ECONOMY

More debt relief won’t change much for Greece, says Bundesbank chief

Additional debt relief will not help pull Greece out its current crisis, the head of the German central bank or Bundesbank, Jens Weidmann, said on Thursday.

Because the average maturity of Greeces debt “is quite long and the average interest rate quite low — as is the current annual level of debt servicing — further debt relief would not really change Greece’s liquidity situation by much,” Weidmann told a banking congress in London.

A copy of his speech was made available by the Bundesbank in Frankfurt.

Furthermore, “any further relaxation of the agreed targets would be counter-productive to efforts to regain investors’ confidence in Greece’s debt sustainability. And that would come at the expense of tax-payers in other euro-area countries,” Weidmann warned.

“Additionally, it would also be to the detriment of other euro-area countries’ governments: it would be much harder for them to justify the rocky path of economic reform,” the Bundesbank chief said.

The new government in Greece, headed by Prime Minister Alexis Tsipras, is trying to persuade other European Union leaders to back an austerity-lite replacement plan for the country’s 240-billion-euro ($270-billion) EU-IMF bailout, which expires at the end of February.

Athens has drawn up a 10-point proposal under which Greece would stick to 70 percent of its bailout reform commitments but overhaul the remaining 30 percent. Greece also wants a debt swap that will free up funds for economic growth.

Weidmann, who as head of Germany’s central bank sits on the European Central Bank’s policy-setting governing council, said he believed it was “in Greeces own interest to do what is necessary to tackle the structural and fiscal problems it is facing.”

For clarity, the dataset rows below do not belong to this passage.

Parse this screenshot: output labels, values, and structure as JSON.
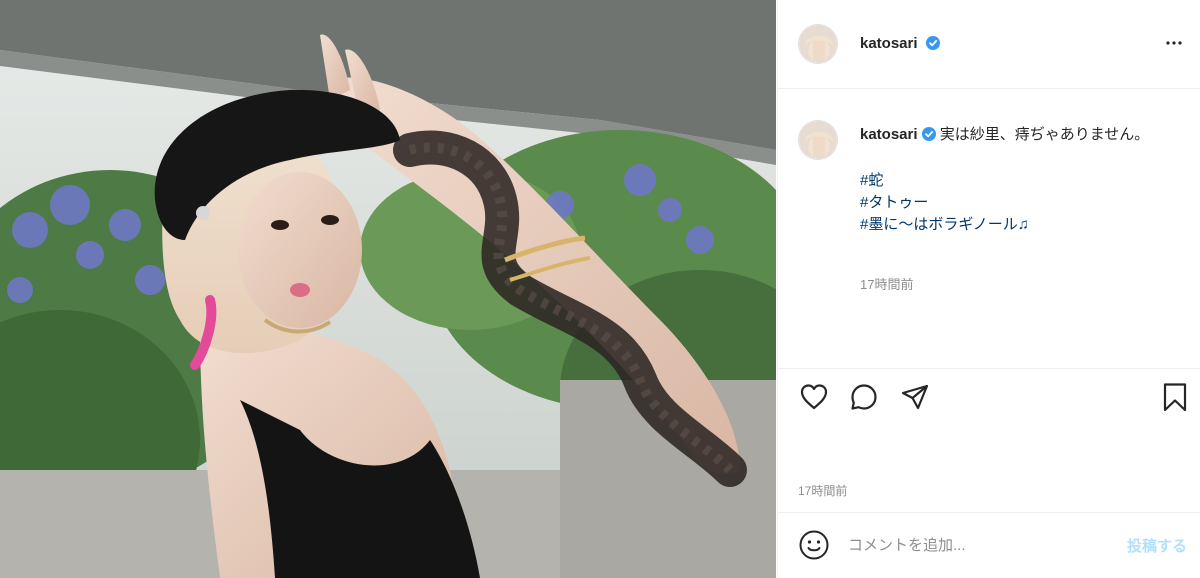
{
  "post": {
    "image_alt": "Woman in black beret showing snake tattoo on arm",
    "author": {
      "username": "katosari",
      "verified": true
    },
    "caption": {
      "text": "実は紗里、痔ぢゃありません。",
      "hashtags": [
        "#蛇",
        "#タトゥー",
        "#墨に〜はボラギノール♫"
      ],
      "timestamp": "17時間前"
    },
    "timestamp": "17時間前"
  },
  "actions": {
    "like_icon": "heart-icon",
    "comment_icon": "comment-icon",
    "share_icon": "paper-plane-icon",
    "save_icon": "bookmark-icon",
    "more_icon": "ellipsis-icon"
  },
  "comment": {
    "emoji_icon": "smiley-icon",
    "placeholder": "コメントを追加...",
    "post_label": "投稿する"
  },
  "colors": {
    "verified": "#3897f0",
    "hashtag": "#00376b",
    "muted": "#8e8e8e",
    "post_button_disabled": "#b2dffc",
    "divider": "#efefef"
  }
}
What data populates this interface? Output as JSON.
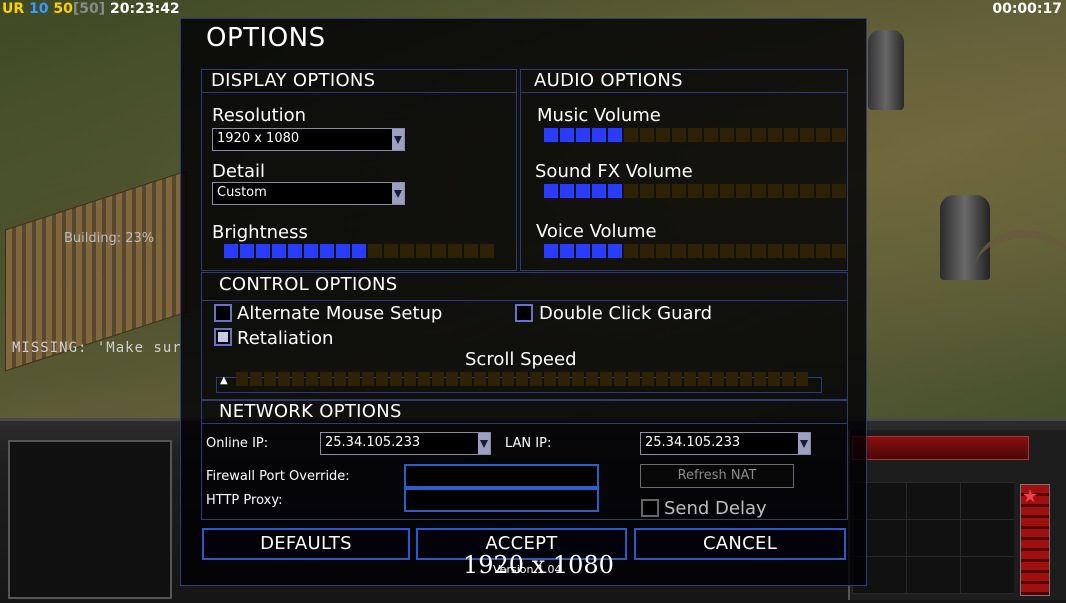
{
  "hud": {
    "ur": "UR",
    "num1": "10",
    "num2": "50",
    "num3": "[50]",
    "clock": "20:23:42",
    "timer": "00:00:17",
    "building": "Building: 23%",
    "missing": "MISSING: 'Make sur"
  },
  "dialog": {
    "title": "OPTIONS",
    "display": {
      "title": "DISPLAY OPTIONS",
      "resolution_label": "Resolution",
      "resolution_value": "1920 x 1080",
      "detail_label": "Detail",
      "detail_value": "Custom",
      "brightness_label": "Brightness",
      "brightness_level": 0.5
    },
    "audio": {
      "title": "AUDIO OPTIONS",
      "music_label": "Music Volume",
      "music_level": 0.26,
      "sfx_label": "Sound FX Volume",
      "sfx_level": 0.26,
      "voice_label": "Voice Volume",
      "voice_level": 0.26
    },
    "control": {
      "title": "CONTROL OPTIONS",
      "alt_mouse_label": "Alternate Mouse Setup",
      "alt_mouse_checked": false,
      "double_click_label": "Double Click Guard",
      "double_click_checked": false,
      "retaliation_label": "Retaliation",
      "retaliation_checked": true,
      "scroll_label": "Scroll Speed",
      "scroll_level": 0
    },
    "network": {
      "title": "NETWORK OPTIONS",
      "online_ip_label": "Online IP:",
      "online_ip_value": "25.34.105.233",
      "lan_ip_label": "LAN IP:",
      "lan_ip_value": "25.34.105.233",
      "firewall_label": "Firewall Port Override:",
      "firewall_value": "",
      "http_proxy_label": "HTTP Proxy:",
      "http_proxy_value": "",
      "refresh_nat_label": "Refresh NAT",
      "send_delay_label": "Send Delay",
      "send_delay_checked": false
    },
    "buttons": {
      "defaults": "DEFAULTS",
      "accept": "ACCEPT",
      "cancel": "CANCEL"
    },
    "version": "Version 1.04",
    "resolution_overlay": "1920 x 1080"
  },
  "colors": {
    "bar_on": "#2a3cff",
    "bar_off": "#2e2206",
    "border": "#2d3c78",
    "button_border": "#2d58c8"
  }
}
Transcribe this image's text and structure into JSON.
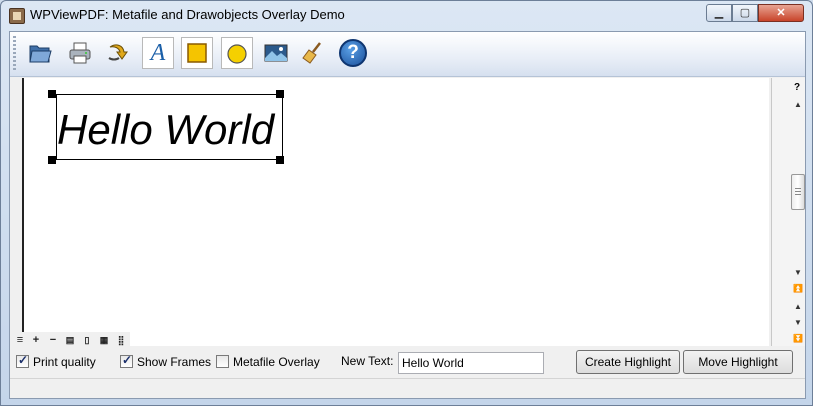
{
  "window": {
    "title": "WPViewPDF: Metafile and Drawobjects Overlay Demo",
    "minimize_icon": "minimize-icon",
    "maximize_icon": "maximize-icon",
    "close_icon": "close-icon"
  },
  "toolbar": {
    "buttons": [
      {
        "icon": "open-folder-icon"
      },
      {
        "icon": "printer-icon"
      },
      {
        "icon": "arrow-icon"
      },
      {
        "icon": "text-icon",
        "glyph": "A"
      },
      {
        "icon": "square-icon"
      },
      {
        "icon": "circle-icon"
      },
      {
        "icon": "image-icon"
      },
      {
        "icon": "broom-icon"
      },
      {
        "icon": "help-icon",
        "glyph": "?"
      }
    ]
  },
  "document": {
    "text_object": "Hello World"
  },
  "scrollbar": {
    "help_glyph": "?"
  },
  "zoom_bar": {
    "icons": [
      "menu-icon",
      "zoom-in-icon",
      "zoom-out-icon",
      "fit-width-icon",
      "single-page-icon",
      "two-pages-icon",
      "multi-page-icon"
    ],
    "plus": "+",
    "minus": "−"
  },
  "options": {
    "print_quality": {
      "label": "Print quality",
      "checked": true
    },
    "show_frames": {
      "label": "Show Frames",
      "checked": true
    },
    "metafile_overlay": {
      "label": "Metafile Overlay",
      "checked": false
    }
  },
  "new_text": {
    "label": "New Text:",
    "value": "Hello World"
  },
  "actions": {
    "create_highlight": "Create Highlight",
    "move_highlight": "Move Highlight"
  },
  "colors": {
    "titlebar": "#dce7f4",
    "close_button": "#c8442a",
    "accent_blue": "#1b5fa8",
    "square_fill": "#f5c400",
    "circle_fill": "#f5d000"
  }
}
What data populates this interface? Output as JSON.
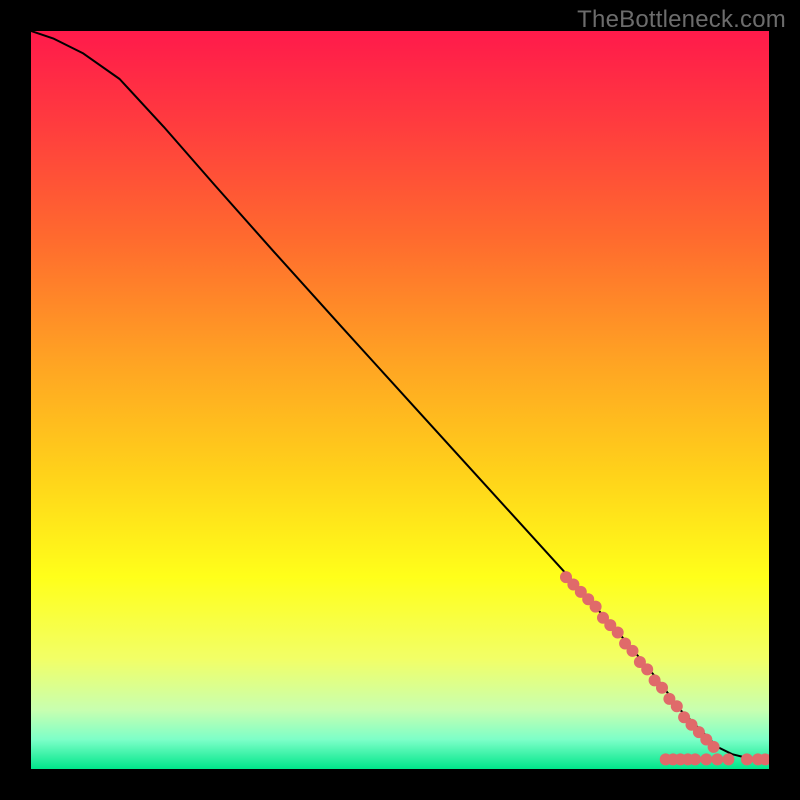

Greece would “continue to need support, but support can only be given if the agreements made are complied with,” he insisted.

Turning to the ECB’s recent controversial decision to buy more than 1 trillion euros ($1.13 trillion) in sovereign bonds as a way of boosting inflation in the euro area, Weidmann reiterated his skepticism that such a program, known as quantitative easing or QE, was either effective or necessary.

“In my view there was no immediate need for this particular measure,” Weidmann said.

While QE has already been used by the Bank of England and the US Federal Reserve to jump-start their economies, the ECB has long wrangled over whether to follow suit, in part due to strong opposition to the measure in Germany.

Germany sees QE merely as sticking a plaster on weaker economies like Italy and Spain which, it argues, need instead to push through structural reforms to make them more competitive.

Germany is also concerned that, as Europe’s biggest economy and its effective paymaster, it will have to pick up the tab should another country default on its debt “What we are currently seeing is a disinflationary process, not a deflationary spiral of decreasing prices and wages. The risk of self-reinforcing deflation is still considered to be very low,” Weidmann said.

The currently low level of inflation was largely due to falling energy prices.

And that “works more like an economic stimulus for the euro area than a harbinger of imminent deflation,” the Bundesbank chief argued.

Furthermore, “structural problems cannot be resolved by printing money,” he argued.

The ECB “has played a significant role in preventing an escalation of the crisis. However, central bank action cannot replace the necessary adjustment processes. In this regard, I appreciate assurances by European leaders to the effect that QE must not substitute structural reforms,” Weidmann said.